When looking at your paintings I feel a sense of childhood nostalgia. Is nostalgia a theme that you consciously incorporate into your art?
Oh gosh, I know I’ve rambled quite a bit up until now and I’m sure I’ve run on about nostalgia- but yes, yes! I’m a big sap for nostalgia and sentiment, as well as healing the inner child. I think a common theme that I run into in my work, as far as nostalgia is concerned, is the idea of finding the feeling of “home”. When I remember precious moments like playing in the snow with my brother as children and coming in to warm hot chocolate in Campbells soup cups- I want to relish in those innocent and gentle moments and not let them rot away as I age.
What does your art mean to you?
I think art is a form of communication, from the artist to themselves, from the art to an audience, and the audience back to the artist and the work. I don’t think art can ever really be separated from the artist, and I don’t think it can ever truly exist in a void. May it be a conversation to a past self, or memories and emotions tied to others, even if art isn’t shared it has so many threads tied to it. Right now I’m using my art to explore compassion, in all of the ways I can allow it to lead me.
I’ve talked a lot about meaning as far as grief and joy, but there’s also the real-world application of art, and the platform it can lead to and that’s been a massive recent experience of mine. I’ve been presented with a platform as a result of my work recently, and that ties in largely to the experience of art as communication I mentioned. Especially since I say I focus on “compassion” largely, recently I’ve been trying to understand ways as an artist to use art and artistic platforms for compassionate causes. That may mean just cultivating welcoming and accepting spaces for those who engage in my work, or using the platform as a means to connect to social causes. At a certain point, art stops just being a painting on a gallery wall, and it becomes a reflection of the person who made it, the time they made it, the people that surround it and the effect that artist has on those around them. I definitely use art as a means of self-exploration, navigating nostalgia and grief. But, at this point in my life, I want to work more to step out of my own skin, as anxious as that may be at times, and focus on using the larger concept of art to create compassion and space for those around me.
When you aren’t making art, what do you like to get up to?
I play a lot of video games and watch quite a bit of anime! I love collecting figures and memorabilia, and I have some really neat collectibles now that I’ve been doing this since I was a teen. I think it’s neat. It hasn’t been as doable this past year but I really love arcades. I also have quite a lot of plants, and 3 cats to take care of.

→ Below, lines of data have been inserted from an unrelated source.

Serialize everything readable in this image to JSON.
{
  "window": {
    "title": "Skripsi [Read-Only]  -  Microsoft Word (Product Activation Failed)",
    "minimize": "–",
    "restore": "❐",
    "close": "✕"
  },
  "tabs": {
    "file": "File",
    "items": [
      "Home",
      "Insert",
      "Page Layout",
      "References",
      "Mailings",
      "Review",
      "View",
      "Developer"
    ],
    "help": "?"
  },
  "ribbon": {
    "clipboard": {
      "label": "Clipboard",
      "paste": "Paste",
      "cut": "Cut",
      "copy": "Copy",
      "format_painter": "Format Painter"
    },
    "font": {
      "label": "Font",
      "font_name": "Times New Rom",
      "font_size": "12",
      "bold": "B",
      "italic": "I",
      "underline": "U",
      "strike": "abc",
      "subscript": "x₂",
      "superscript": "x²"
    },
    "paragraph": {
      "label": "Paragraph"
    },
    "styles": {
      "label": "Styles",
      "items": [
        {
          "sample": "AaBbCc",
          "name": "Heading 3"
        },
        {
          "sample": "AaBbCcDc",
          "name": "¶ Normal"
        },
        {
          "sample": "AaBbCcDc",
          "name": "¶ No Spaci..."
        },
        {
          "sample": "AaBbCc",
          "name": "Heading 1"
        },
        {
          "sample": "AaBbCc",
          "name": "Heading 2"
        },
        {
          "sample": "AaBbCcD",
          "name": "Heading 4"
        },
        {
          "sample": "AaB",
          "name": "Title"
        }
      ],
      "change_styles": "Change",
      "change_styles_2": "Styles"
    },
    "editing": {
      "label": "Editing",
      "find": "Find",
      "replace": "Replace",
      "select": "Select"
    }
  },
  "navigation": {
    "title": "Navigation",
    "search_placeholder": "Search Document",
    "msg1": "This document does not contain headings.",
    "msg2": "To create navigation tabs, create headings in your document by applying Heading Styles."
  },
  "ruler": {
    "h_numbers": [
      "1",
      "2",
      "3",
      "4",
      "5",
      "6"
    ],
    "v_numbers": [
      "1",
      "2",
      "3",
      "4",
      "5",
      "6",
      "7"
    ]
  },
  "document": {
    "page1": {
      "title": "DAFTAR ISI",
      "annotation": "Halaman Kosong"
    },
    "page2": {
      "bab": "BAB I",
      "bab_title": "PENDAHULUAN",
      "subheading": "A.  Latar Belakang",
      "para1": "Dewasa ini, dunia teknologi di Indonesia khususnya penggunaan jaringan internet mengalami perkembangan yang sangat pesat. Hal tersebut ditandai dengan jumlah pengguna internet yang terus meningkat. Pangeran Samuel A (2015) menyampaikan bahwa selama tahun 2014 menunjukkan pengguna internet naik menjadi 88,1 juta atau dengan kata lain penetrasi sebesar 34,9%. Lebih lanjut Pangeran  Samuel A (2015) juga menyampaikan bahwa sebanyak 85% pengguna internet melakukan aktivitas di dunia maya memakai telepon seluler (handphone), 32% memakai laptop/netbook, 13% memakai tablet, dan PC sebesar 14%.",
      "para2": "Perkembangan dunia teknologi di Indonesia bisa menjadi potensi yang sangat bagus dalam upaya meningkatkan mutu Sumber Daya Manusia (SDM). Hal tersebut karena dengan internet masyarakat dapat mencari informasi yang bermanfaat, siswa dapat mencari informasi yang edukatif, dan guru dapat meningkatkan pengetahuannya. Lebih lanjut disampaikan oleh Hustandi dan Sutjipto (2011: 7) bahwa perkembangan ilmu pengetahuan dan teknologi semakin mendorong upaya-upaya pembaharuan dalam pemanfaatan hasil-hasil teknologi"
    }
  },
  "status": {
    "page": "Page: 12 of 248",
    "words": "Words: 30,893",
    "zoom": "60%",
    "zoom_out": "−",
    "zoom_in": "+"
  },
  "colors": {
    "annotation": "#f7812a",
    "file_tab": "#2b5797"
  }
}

It feels really nice to take time to care for other things – I’ve even had a few successful tomatoes grow this year!! I’m also trying to get back into playing the piano. I did classical piano all through school (like k-12 agh!) so I’m trying to get back into playing music, but less structured and consequentially.

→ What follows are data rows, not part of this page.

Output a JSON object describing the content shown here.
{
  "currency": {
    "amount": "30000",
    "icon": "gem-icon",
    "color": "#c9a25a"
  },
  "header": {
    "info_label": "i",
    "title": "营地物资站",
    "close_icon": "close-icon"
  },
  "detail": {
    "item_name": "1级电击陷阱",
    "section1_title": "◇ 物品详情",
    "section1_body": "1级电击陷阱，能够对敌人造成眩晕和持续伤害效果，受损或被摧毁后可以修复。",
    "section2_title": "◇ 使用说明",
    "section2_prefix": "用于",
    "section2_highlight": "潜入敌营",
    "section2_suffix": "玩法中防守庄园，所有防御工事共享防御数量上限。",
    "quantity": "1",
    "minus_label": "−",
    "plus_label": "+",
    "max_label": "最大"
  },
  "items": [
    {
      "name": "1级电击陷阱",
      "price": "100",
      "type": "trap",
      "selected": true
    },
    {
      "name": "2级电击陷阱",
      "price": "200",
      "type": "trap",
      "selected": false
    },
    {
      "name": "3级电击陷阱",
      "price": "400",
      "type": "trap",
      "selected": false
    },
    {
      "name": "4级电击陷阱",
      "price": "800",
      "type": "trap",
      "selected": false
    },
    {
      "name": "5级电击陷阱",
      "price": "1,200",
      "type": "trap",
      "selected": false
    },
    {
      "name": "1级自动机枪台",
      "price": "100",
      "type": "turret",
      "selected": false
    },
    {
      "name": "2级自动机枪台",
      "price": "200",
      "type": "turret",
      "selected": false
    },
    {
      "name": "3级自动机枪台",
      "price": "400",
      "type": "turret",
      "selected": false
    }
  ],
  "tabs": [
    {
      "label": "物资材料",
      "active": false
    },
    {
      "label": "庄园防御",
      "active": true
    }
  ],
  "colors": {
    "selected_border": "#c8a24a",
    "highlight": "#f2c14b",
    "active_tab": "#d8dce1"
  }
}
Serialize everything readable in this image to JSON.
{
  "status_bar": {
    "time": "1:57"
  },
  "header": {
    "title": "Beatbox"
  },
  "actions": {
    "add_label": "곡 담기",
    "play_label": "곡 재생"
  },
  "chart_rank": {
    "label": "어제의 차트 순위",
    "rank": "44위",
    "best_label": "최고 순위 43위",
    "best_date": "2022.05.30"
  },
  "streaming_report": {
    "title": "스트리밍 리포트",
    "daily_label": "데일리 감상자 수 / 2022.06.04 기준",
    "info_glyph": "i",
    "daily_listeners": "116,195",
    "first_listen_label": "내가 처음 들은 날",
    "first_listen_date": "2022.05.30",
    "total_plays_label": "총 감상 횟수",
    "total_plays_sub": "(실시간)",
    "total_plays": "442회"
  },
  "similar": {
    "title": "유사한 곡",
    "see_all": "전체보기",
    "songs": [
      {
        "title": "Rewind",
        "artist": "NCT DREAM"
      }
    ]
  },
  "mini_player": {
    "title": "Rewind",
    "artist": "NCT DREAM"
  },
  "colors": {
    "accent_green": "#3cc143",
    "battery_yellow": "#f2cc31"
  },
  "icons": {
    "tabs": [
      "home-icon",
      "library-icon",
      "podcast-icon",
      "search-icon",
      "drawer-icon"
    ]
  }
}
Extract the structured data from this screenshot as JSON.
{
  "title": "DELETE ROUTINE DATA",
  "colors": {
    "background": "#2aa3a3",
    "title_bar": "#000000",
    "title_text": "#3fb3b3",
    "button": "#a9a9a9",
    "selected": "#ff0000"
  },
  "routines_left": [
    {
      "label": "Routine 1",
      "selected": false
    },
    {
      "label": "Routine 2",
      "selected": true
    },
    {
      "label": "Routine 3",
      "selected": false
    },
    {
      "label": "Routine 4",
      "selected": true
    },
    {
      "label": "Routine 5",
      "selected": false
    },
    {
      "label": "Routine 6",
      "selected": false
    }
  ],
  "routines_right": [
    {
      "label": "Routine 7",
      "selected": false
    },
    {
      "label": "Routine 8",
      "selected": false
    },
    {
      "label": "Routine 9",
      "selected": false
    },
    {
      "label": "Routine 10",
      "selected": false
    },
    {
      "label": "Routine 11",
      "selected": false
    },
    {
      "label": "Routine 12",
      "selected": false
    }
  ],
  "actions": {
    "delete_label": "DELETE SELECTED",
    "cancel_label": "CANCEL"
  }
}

What are your plans for the foreseeable future as an artist? Any exciting projects in the works?
Definitely trying to keep making things work day-to-day. In a more focused sense, I’m working on a few things! I was originally planning on having a solo exhibition in the fall of 2020, which didn’t quite go as planned. Right now I’m in the process of having a spring 2022 exhibition and I’m incredibly excited to have it come together! I’m also in the process of working on a new large-scale painting, which is what I’m most excited for. I’m organizing to be at some local vending events, and I’m so stoked to see folks in person. I can’t wait to be able to give some people prints AND a hug!